The latest in the SLTN Trade Tastings series was hosted by Clayton Thomson, premium brand manager at C&C Group – the UK distributor of Tito’s – and featured four different Tito’s serves: neat, Tito’s and tonic, Tito’s and cola, cocktail the Tito-Rita and pickleback serve the Hickoryback.

The bar staff and owners in attendance were also taken through the history of the American brand, which was founded by native Texan Bert ‘Tito’ Beveridge in 1995 and has since grown to become a massive player in the US drinks market, laying claim to being the biggest-selling distilled spirit in the country in 2019. It continues to be distilled and bottled on the same site Beveridge founded in 1995.

Introducing the spirit, Thomson described the corn-based vodka as “so smooth you can drink it neat”, which led to attendees sampling the spirit on its own, before mixing it with Fever-Tree Mediterranean Tonic.

“Tito himself would tell you that his favourite Tito’s drink is a Tito’s and tonic,” said Thomson.

“Not only does he use lime, he also throws in grapefruit and orange and black pepper.
“He goes all out when he’s doing that.”

A premium vodka and cola serve was next, with Thomson leading a tasting of Tito’s with Fentimans Curiosity Cola.

The drink was topped with a sprig of fresh rosemary, which Thomson said is “very similar to mint, in that once you bash it and bruise it, you’ll wake up the aromas in the drink”.
The Tito-Rita was serve number four.

A twist on a traditional Margarita, the cocktail used Tito’s vodka in place of tequila, mixing the spirit with Cointreau and Finest Call Sweet & Sour Mix.

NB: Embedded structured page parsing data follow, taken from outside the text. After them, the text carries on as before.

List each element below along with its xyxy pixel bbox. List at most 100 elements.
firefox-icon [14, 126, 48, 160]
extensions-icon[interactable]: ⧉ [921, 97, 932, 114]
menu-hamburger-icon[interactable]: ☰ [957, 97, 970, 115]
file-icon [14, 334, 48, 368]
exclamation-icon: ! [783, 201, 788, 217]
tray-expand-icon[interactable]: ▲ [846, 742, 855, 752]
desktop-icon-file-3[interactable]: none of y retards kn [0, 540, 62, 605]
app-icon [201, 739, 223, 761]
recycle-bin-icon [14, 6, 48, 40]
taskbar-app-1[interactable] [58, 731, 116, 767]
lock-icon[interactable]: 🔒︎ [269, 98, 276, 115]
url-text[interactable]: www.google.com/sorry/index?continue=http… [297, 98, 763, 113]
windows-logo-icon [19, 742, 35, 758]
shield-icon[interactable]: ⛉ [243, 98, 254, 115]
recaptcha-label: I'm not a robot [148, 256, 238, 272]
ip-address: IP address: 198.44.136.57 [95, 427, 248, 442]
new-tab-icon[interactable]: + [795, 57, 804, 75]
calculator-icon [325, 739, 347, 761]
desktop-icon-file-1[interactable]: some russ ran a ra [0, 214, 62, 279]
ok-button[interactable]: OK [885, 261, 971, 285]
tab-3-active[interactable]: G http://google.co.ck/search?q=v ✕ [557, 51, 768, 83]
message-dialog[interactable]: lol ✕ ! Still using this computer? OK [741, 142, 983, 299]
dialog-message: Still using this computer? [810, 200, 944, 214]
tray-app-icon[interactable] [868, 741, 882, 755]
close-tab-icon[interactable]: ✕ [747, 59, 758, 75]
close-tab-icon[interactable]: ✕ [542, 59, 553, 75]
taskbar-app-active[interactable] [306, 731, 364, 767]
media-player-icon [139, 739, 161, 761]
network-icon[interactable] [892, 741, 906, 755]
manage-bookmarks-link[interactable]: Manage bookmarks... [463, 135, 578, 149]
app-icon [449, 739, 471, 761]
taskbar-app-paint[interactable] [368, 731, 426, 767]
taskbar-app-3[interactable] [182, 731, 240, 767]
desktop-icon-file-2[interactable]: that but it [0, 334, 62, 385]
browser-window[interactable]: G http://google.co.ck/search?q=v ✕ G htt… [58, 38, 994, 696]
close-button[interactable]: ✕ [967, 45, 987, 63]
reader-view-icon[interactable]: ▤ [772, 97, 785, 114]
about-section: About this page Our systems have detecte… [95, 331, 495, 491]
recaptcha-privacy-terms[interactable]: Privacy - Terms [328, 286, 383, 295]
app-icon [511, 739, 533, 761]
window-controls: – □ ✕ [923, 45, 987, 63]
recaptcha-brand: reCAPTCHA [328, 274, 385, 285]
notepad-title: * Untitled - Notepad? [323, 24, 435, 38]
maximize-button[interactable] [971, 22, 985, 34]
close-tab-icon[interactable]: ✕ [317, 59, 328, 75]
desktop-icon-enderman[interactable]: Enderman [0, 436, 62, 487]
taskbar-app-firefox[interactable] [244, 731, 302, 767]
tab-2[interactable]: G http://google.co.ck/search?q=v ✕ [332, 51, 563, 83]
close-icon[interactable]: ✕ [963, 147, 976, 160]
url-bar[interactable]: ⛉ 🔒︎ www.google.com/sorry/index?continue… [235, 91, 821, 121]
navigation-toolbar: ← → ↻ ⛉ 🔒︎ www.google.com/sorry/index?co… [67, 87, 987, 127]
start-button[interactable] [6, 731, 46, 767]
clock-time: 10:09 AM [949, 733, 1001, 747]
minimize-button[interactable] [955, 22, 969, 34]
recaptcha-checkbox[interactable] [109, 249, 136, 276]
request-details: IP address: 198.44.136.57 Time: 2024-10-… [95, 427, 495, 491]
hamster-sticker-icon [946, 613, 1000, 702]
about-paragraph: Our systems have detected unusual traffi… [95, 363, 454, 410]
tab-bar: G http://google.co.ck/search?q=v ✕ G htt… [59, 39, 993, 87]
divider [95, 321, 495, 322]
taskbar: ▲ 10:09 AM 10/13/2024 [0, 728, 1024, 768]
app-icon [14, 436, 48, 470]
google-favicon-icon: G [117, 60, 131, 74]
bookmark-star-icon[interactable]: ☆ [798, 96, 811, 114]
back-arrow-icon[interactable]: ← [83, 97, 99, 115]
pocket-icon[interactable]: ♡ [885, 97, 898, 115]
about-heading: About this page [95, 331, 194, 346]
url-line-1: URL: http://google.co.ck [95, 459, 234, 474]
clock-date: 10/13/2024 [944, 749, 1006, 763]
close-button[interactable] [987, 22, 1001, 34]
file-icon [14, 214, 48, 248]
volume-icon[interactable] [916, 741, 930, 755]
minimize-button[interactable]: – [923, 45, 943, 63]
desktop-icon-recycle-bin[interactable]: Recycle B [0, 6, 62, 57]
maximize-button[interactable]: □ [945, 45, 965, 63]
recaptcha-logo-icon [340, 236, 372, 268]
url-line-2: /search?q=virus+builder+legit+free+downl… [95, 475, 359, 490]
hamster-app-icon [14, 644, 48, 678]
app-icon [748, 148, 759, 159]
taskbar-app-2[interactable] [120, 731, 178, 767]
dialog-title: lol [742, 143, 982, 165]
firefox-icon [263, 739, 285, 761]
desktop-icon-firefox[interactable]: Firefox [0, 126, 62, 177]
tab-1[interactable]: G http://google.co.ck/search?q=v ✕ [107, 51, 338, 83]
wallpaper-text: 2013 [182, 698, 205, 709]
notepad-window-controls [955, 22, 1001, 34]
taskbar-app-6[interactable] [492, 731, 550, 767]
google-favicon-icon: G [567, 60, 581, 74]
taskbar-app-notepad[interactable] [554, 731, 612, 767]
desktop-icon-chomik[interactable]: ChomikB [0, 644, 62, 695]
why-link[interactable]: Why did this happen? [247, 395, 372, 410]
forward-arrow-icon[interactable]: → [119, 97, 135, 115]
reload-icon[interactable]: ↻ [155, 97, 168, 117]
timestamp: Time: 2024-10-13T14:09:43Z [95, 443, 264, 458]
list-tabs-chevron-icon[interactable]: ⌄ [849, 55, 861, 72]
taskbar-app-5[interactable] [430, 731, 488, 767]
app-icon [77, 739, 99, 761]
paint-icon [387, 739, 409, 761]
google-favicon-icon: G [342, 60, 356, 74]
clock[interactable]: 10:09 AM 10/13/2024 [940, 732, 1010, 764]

Attendees were also encouraged to add their own salt and jalapenos.

Thomson described the cocktail as “a perfect alternative for people that love the sourness of a Margarita but don’t like the particular agave flavour of tequila”.

The session concluded with what Thomson described as “a bit more of an edgy serve”: the Hickoryback.

A twist on the traditional pickleback – which involves chasing a shot of spirit, usually bourbon, with a shot of pickle juice – the Hickoryback saw the chaser adopt a Texas-inspired barbecue flavour profile, combining pickle juice with hickory barbecue sauce and smoked paprika.

“This is a fantastic way to introduce people who don’t like shooting to shots if they’re scared of drinking neat spirits,” said Thomson.

“It’s also a way to push people’s adventurousness and curiosity a little bit further.
“The interesting thing about a pickleback is that I barely know a person that was keen to try it the first time.

“And then if they were happy to step off that ledge into the great unknown, I barely know a person who hated it.”